The medium is not the message: Deconfounding text embeddings via linear concept erasure

Summary

This paper argues that pretrained sentence embeddings encode “medium” signals — source, language, style — that act as observed confounders when researchers use embedding similarity to cluster or retrieve documents pooled from heterogeneous corpora. The authors recast linear concept erasure (LEACE) as a way to subtract these confounder loadings from a structural decomposition of dot-product similarity, and show empirically across ten embedding models and a new paired benchmark that erasure substantially improves clustering and retrieval — sometimes spectacularly — without degrading out-of-distribution performance. The practical claim is that linear erasure should be a default preprocessing step whenever applied analysts pool texts across known sources or languages.

Key Contributions

  • A formal framing of embedding debiasing as removing observed-confounder contributions from similarity estimands.
  • A paired benchmark spanning category-level (Comparative Agendas Project) and event-level (Super-SCOTUS, SemEval 2022 Task 8, SwilTra-Bench Swiss court summaries) data designed to isolate confounder effects.
  • Broad empirical evaluation of LEACE across ten embedding models, with clustering, retrieval, and OOD-MTEB diagnostics.
  • A variance-alignment diagnostic linking erasure gains to PC1: the more confounders dominate top variance directions, the larger the gain.
  • Open-source code framing linear erasure as a cheap, principled preprocessing step for applied computational social science.

Methods

The authors apply the closed-form LEACE algorithm to precomputed embeddings to remove subspaces linearly predictive of metadata confounders (source, language). They evaluate on (i) k-means purity and ARI for clustering, (ii) Recall@1/@10 for paired retrieval against distractor pools, and (iii) MTEB legal retrieval, news retrieval, STS, and bitext mining tasks for OOD effects.

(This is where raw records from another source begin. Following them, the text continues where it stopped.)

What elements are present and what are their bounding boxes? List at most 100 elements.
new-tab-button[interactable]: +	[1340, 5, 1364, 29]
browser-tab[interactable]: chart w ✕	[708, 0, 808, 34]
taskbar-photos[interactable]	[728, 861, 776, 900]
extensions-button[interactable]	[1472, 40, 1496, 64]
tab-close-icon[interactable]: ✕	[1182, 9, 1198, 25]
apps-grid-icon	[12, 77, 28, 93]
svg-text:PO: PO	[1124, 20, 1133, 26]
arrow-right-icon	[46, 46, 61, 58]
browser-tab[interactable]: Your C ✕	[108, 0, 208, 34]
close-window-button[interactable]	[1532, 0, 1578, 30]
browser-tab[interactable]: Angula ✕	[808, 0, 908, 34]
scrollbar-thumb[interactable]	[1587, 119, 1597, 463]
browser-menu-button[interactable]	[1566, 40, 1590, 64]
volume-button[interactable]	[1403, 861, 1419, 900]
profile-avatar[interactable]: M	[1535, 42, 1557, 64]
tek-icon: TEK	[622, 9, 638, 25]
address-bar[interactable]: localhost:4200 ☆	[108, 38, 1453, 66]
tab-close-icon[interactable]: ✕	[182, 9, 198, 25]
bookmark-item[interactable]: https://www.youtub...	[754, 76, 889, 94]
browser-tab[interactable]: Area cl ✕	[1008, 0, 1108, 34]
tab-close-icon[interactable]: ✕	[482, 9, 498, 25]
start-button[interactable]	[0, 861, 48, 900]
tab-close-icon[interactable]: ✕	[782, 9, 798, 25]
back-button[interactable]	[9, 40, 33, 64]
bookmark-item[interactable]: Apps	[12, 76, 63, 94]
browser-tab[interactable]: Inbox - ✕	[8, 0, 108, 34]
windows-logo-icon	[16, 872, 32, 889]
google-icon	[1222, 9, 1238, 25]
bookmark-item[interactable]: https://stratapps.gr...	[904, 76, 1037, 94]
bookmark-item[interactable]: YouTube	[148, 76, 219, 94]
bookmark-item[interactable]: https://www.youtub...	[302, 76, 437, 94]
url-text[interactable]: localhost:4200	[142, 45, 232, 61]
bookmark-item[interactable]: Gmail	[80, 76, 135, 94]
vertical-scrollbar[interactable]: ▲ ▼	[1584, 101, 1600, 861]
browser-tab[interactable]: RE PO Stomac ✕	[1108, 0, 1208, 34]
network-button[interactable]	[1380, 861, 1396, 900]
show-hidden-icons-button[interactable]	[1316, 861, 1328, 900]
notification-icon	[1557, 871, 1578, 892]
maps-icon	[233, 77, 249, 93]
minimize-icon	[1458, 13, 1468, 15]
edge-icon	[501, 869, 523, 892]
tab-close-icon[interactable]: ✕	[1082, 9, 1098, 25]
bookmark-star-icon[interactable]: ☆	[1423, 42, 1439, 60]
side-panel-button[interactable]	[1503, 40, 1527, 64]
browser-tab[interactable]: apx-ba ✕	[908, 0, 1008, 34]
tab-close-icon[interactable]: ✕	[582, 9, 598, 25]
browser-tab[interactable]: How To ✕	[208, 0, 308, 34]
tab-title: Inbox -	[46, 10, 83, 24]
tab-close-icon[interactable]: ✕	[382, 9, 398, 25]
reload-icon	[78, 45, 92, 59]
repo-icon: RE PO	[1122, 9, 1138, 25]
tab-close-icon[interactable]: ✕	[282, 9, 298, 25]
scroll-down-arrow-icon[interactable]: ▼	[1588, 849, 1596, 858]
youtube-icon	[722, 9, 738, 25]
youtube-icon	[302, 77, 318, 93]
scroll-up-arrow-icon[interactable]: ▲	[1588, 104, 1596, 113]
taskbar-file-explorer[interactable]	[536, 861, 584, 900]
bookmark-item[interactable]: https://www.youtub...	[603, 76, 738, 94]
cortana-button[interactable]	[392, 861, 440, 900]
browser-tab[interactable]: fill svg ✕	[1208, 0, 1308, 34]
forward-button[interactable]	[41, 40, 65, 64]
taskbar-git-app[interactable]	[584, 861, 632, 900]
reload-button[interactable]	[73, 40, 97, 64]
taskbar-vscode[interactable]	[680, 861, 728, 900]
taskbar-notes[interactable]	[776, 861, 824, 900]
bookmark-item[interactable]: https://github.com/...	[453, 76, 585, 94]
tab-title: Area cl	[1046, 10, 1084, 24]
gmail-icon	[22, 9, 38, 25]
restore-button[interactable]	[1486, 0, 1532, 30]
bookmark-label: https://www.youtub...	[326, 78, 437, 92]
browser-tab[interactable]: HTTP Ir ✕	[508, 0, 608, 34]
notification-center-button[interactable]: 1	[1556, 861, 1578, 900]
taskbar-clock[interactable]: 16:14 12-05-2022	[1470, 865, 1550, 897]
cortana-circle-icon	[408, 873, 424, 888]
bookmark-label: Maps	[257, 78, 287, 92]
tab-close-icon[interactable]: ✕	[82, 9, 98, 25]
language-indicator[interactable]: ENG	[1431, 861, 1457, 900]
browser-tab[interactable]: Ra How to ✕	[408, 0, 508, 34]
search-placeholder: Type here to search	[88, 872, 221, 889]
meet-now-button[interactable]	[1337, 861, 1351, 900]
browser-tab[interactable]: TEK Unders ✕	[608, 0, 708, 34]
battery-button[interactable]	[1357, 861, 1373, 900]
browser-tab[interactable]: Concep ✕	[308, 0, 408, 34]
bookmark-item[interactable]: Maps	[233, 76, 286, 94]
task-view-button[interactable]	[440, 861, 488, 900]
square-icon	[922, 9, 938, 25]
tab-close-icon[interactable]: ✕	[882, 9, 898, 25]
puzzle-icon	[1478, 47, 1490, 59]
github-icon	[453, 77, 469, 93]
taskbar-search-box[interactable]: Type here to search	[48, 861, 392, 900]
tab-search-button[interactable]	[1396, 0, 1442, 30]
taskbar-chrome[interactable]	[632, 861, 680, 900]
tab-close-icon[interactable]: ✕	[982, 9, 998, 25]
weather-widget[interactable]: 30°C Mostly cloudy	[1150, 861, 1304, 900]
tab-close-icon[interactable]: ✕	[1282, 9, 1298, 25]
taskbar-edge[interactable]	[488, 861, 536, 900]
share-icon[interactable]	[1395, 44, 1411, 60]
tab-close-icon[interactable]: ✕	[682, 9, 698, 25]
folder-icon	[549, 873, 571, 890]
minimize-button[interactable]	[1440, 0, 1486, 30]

A PCA-removal baseline (drop PC1) is included for contrast, and a correlation analysis ties variance-in-PC1 to Recall@1 improvement.

Findings

  • Erasing source improved clustering for every CAP source-pair across all ten models (e.g., GIST-small on Bills–Newspapers: +0.169 purity, +0.157 ARI).
  • Language erasure produced very large cross-language retrieval gains on Swiss court summaries (E5-large +0.651 Recall@1 on DE–IT) and on SemEval multilingual news (E5-small +0.236 Recall@1).
  • All model/dataset combinations on SCOTUS paired summaries improved with erasure.
  • LEACE-trained erasers transferred to MTEB legal/news/STS tasks with no meaningful degradation; on bitext mining, E5-large-instruct + LEACE set new SOTA on three leaderboard tasks.
  • PC1 variance share correlated strongly with Recall@1 improvement (r = 0.79).
  • Naive PC1 removal gave inconsistent in-domain gains and catastrophically harmed MTEB, unlike LEACE.
  • Erasure is weaker when confounder categories are numerous relative to data, and in some short-query retrieval settings.

Connections

This work is methodological infrastructure for the growing strand of CSS research using embedding similarity to compare or cluster heterogeneous corpora — relevant to applications like cross-platform or cross-source measurement in Bouchaud2026-lr, Balluff2026-if, and Bastos2025-ya, and to embedding-based pipelines for political or legal text such as Peters2026-mo. It also complements critical methodological work questioning what unsupervised text representations actually capture (e.g., Bak-Coleman2026-mk, Munger2025-cz), reframing those concerns as a tractable observed-confounding problem rather than a fundamental limit.